A crowded marketplace isn’t the only hurdle facing asset managers looking to market a fund. Mutual funds are facing increasing competition from other investment vehicles, contributing to an overload of information for both the advisor and asset manager.
Mutual funds are losing ground, as actively managed domestic equity mutual funds experienced a net outflow of $1.4 trillion from 2009 through 2018. These outflows likely signify a greater shift driven by investors and plan sponsors to other investment products, such as ones for retirement.
Asset managers need not be discouraged, however: In a world of competition and oversaturation, there are simple ways to successfully market your funds while simultaneously being a resource for advisors’ clients.
The average lead financial advisor spends about half of their time on client-related activities, according to a study from Kitces Research. Less than 20% of their time is spent meeting with current clients. The work behind investment management (research, trading and implementation) barely accounts for 10% of their time.
Their attention spans for researching fund information are understandably short and it is asset managers’ responsibility to adapt their strategy accordingly to set their fund up for success.
For asset managers, this means earning the trust of the advisor to whom you are marketing. Only 10% of advisors say they are interested in communicating with new wholesalers this year, according to an industry survey. With 50% percent of advisors reporting that they receive too much contact from firms they don’t already do business with, it’s a fine line to walk. Advisors also reported 59% of new annuity providers are reaching out too often, which would not pose a problem if the advisors trusted the content was valuable to them.
Building trust and credibility with advisors is extremely important to stay competitive, as most financial advisors often work with 10 or more asset management firms.
To grow, firms need to be as engaged in the marketing and sales side of their business as they are in the investment side.
New technology is making it difficult for funds that fail to combine low costs, strong returns and brand equity to earn spots on investment lineups.
As asset managers create younger wholesaling teams, they're also adapting models that leverage digitally savvy hybrid roles.
Determine how each advisor prefers to be communicated with and act accordingly — whether it’s through email, by phone, in person or a combination of the three.
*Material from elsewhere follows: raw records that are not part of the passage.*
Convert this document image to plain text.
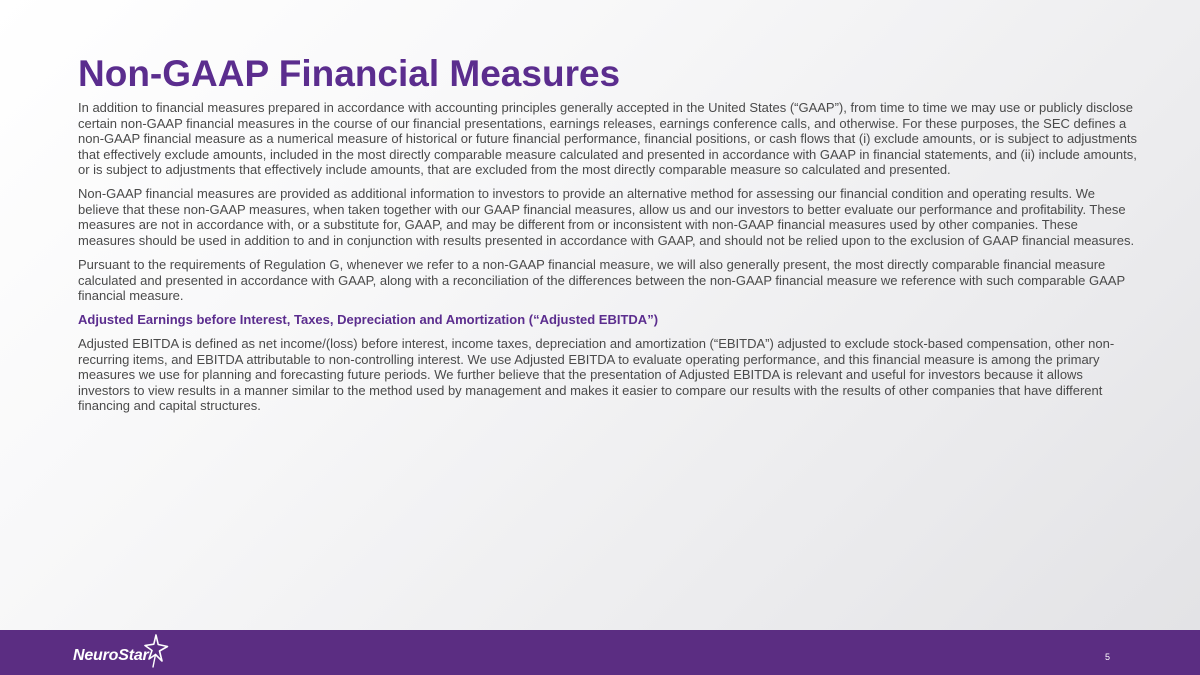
Non-GAAP Financial Measures

In addition to financial measures prepared in accordance with accounting principles generally accepted in the United States (“GAAP”), from time to time we may use or publicly disclose certain non-GAAP financial measures in the course of our financial presentations, earnings releases, earnings conference calls, and otherwise. For these purposes, the SEC defines a non-GAAP financial measure as a numerical measure of historical or future financial performance, financial positions, or cash flows that (i) exclude amounts, or is subject to adjustments that effectively exclude amounts, included in the most directly comparable measure calculated and presented in accordance with GAAP in financial statements, and (ii) include amounts, or is subject to adjustments that effectively include amounts, that are excluded from the most directly comparable measure so calculated and presented.

Non-GAAP financial measures are provided as additional information to investors to provide an alternative method for assessing our financial condition and operating results. We believe that these non-GAAP measures, when taken together with our GAAP financial measures, allow us and our investors to better evaluate our performance and profitability. These measures are not in accordance with, or a substitute for, GAAP, and may be different from or inconsistent with non-GAAP financial measures used by other companies. These measures should be used in addition to and in conjunction with results presented in accordance with GAAP, and should not be relied upon to the exclusion of GAAP financial measures.

Pursuant to the requirements of Regulation G, whenever we refer to a non-GAAP financial measure, we will also generally present, the most directly comparable financial measure calculated and presented in accordance with GAAP, along with a reconciliation of the differences between the non-GAAP financial measure we reference with such comparable GAAP financial measure.

Adjusted Earnings before Interest, Taxes, Depreciation and Amortization (“Adjusted EBITDA”)

Adjusted EBITDA is defined as net income/(loss) before interest, income taxes, depreciation and amortization (“EBITDA”) adjusted to exclude stock-based compensation, other non-recurring items, and EBITDA attributable to non-controlling interest. We use Adjusted EBITDA to evaluate operating performance, and this financial measure is among the primary measures we use for planning and forecasting future periods. We further believe that the presentation of Adjusted EBITDA is relevant and useful for investors because it allows investors to view results in a manner similar to the method used by management and makes it easier to compare our results with the results of other companies that have different financing and capital structures.

NeuroStar	5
No matter how you are communicating, being upfront about when funds don’t work for a particular situation helps make an advisor’s job easier; they’d often prefer to not have to explain why a fund didn’t work as planned for the client.
By understanding the communication preferences of advisors, and taking a consultative approach to the information provided, asset managers can build up their credibility, and therefore their emails and communications will be more valuable and desired.
As the advisor’s role is to provide clients with recommendations on where to invest, advisors are often looking for valuable insight they can’t find elsewhere.
Rather than sales ideas, practice management pieces or fund brochures, they prefer economic perspectives, investing insights and legislative updates that are relevant to their clients’ needs.
With valuable content on hand for the advisor, here are three additional steps to take to achieve good engagement and be a better resource for the recipient:
- Keep it short: Our data find email recipients are more likely to read your email if the content is between 101 and 300 words.
- Link strategically: When aiming to be concise, link to more information on clear, user-friendly landing pages or microsites. For example, with the launch of a new fund approaching, our client BNP Paribas needed a way to clearly communicate its benefits to their clients. They built a portfolio of content to tell their story and created a single-scroll page. The content was efficiently distributed through a concise email highlighting the fund and linking to the microsite with more information about the product and team.
- Use strategic and targeted distribution. Our State of Financial Services Marketing Report finds asset managers that use smaller, more targeted email distribution lists see better engagement with their advisor partners.
With the vast amount of competition for advisors’ attention, it’s more important than ever for asset managers to act as a trusted resource, rather than taking a one-size-fits-all approach.
Taking the time to understand their advisors’ needs, adapting their strategies accordingly and delivering relevant content will help ensure your communications, and your products, do not go unnoticed.